Давно не плакала — не над чем.

Господи, как смешно звучит, но ведь это факт.

Ровные, ровные дни, середина лета. Почему-то кажется, что это будет серединой всего. Именно сегодня — самый ровно-счастливый день моей жизни. Если раньше хотелось дальше и больше, то теперь — нет. Закрываю глаза, а там солнце. Golden Slumbers.

Провожу дни в блаженном безделье. Поглощаю ириски, Платона и Винни-Пуха. Все вместе идет замечательно. Вчера приезжала Нинка, мы проболтали до четырех утра о тех девочках, которым надо, чтобы было чуточку хуже, если все идет как нельзя лучше. Потом я до пяти читала «Когда смеются боги», она подсунула. Говорит, с ней было то же самое, или почти было. Как это — почти было?

Остаток ночи мне снился Гарик. Смеясь, он говорил, что две три трети населения земного шара умирает от болезней сердца, а я крепко держала его за руку, чтобы он не исчез, как эти две трети.


В понедельник мы с Г. Г. слонялись в Сокольниках и я опять расстроила его своей болтовней на тему идеального брака. Больное место у нас. Удивительно — еще никакого брака, а уже больное. Что же дальше-то будет?

Бесчувственная ты, Ася. Сердце у тебя есть? Или только поперечно-полосатая сердечная мышца? Ты сама поперечнополосатая. То да, то нет. Как оса. Ужалила — и улетела.


Нет, мой хороший, я с тобой. А того, черта узкоглазого, я забыла, забыла. Повторять как мантру. Говорят, что если быть настойчивым, получается все. Или почти все.

Учиться?

Учиться было легко, даже слишком. Поначалу я просто не могла понять, чем люди заняты.

Первого сентября к нам на семинар пришел импозантный мужчина по фамилии Воробьев, сел верхом на парту и начал рассуждать о Сократе. Единственное, что было при нем — это пачка сигарет, которую он положил на стол. Его руки заметно дрожали. Говорил он красиво, вдохновенно, в пиковые моменты речи воздевая дрожащий перст к небу. Душа это всадник, а тело — конь. Мы управляем собой, как опытный всадник управляет лошадью. Но что такое душа и как ее изучать? Где, собственно говоря, ее вещество? Бессмертная Психея, легкая субстанция огня, или, быть может, воды?

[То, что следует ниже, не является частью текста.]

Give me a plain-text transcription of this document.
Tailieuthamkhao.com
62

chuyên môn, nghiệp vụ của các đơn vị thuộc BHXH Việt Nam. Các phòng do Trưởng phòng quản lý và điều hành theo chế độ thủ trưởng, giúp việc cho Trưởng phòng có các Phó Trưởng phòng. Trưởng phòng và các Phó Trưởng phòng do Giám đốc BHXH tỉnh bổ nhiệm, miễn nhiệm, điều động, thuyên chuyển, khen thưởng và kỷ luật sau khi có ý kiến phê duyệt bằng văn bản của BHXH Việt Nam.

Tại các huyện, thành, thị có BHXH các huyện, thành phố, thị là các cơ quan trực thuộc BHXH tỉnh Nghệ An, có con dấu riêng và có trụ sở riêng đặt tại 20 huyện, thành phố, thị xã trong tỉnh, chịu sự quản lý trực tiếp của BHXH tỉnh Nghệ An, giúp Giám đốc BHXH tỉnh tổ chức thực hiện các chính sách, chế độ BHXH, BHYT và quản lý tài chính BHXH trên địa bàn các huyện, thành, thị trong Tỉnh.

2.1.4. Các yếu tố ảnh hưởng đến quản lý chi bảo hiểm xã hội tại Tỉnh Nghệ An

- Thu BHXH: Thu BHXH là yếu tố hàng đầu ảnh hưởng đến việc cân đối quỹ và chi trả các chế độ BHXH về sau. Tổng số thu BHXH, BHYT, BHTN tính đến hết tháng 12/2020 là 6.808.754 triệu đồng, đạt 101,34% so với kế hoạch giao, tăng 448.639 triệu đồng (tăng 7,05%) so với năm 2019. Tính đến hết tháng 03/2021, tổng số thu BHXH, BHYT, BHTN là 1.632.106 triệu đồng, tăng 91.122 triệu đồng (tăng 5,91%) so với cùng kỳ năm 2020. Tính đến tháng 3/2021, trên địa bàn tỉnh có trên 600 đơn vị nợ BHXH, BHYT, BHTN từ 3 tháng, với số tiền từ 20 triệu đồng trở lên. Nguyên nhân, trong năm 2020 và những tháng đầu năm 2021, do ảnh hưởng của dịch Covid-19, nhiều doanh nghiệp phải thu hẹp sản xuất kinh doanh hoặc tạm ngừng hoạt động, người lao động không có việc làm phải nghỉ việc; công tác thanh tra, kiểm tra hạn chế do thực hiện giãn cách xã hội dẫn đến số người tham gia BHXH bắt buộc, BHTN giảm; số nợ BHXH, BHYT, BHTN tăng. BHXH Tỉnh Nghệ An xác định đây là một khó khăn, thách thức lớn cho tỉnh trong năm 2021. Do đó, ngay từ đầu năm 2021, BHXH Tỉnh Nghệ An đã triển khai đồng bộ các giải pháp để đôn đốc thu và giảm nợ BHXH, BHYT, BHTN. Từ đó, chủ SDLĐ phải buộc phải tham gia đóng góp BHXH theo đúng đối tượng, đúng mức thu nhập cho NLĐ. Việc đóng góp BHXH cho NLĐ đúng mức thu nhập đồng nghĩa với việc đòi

Кто был прав, Фалес или Анаксагор, или, чего доброго, Анаксимандр?.. Вспомните потоки дождя у Тарковского, это один из возможных ответов.

(В аудитории — благоговейное молчание. Экстаз. Аудитория внимает Учителю.)

— Я, кстати, был с ним знаком, — небрежно добавил Воробьев, — и как-то раз решил спросить, отчего в его фильмах столько воды…

— А он? — выдохнули девушки восхищенно.

(Девушек и правда было много, слишком много.)

— Ответил уклончиво, мне кажется, он и сам до конца не осознавал… Я вам сейчас объясню…

И объяснил. Доступно, непротиворечиво и артистично. Поговаривали, что Воробьев когда-то учился в школе-студии МХАТ и до сих пор не пренебрегает уроками актерского мастерства. Половина курса была без ума от Воробьева, вторая половина — от его вечного конкурента по фамилии Пузырей, бородатого методолога-интеллектуала, который слыл любимым учеником Мамардашвили и обращал первокурсников в мамардашвилианство. Мы занимались по учебнику, на котором было написано «психология воробьев [и] пузырей». Это комичное название вполне соответствовало тому, что мы изучали и как. Если у нас семинар, то почему никто не пишет на доске? не решает задач? Если лекция, то почему Воробьев верхом на парте, а девчонки задают глупые вопросы — а вот у меня… а я знаю, был такой случай… а как объяснить, если снится сон, который потом сбывается, и т. д…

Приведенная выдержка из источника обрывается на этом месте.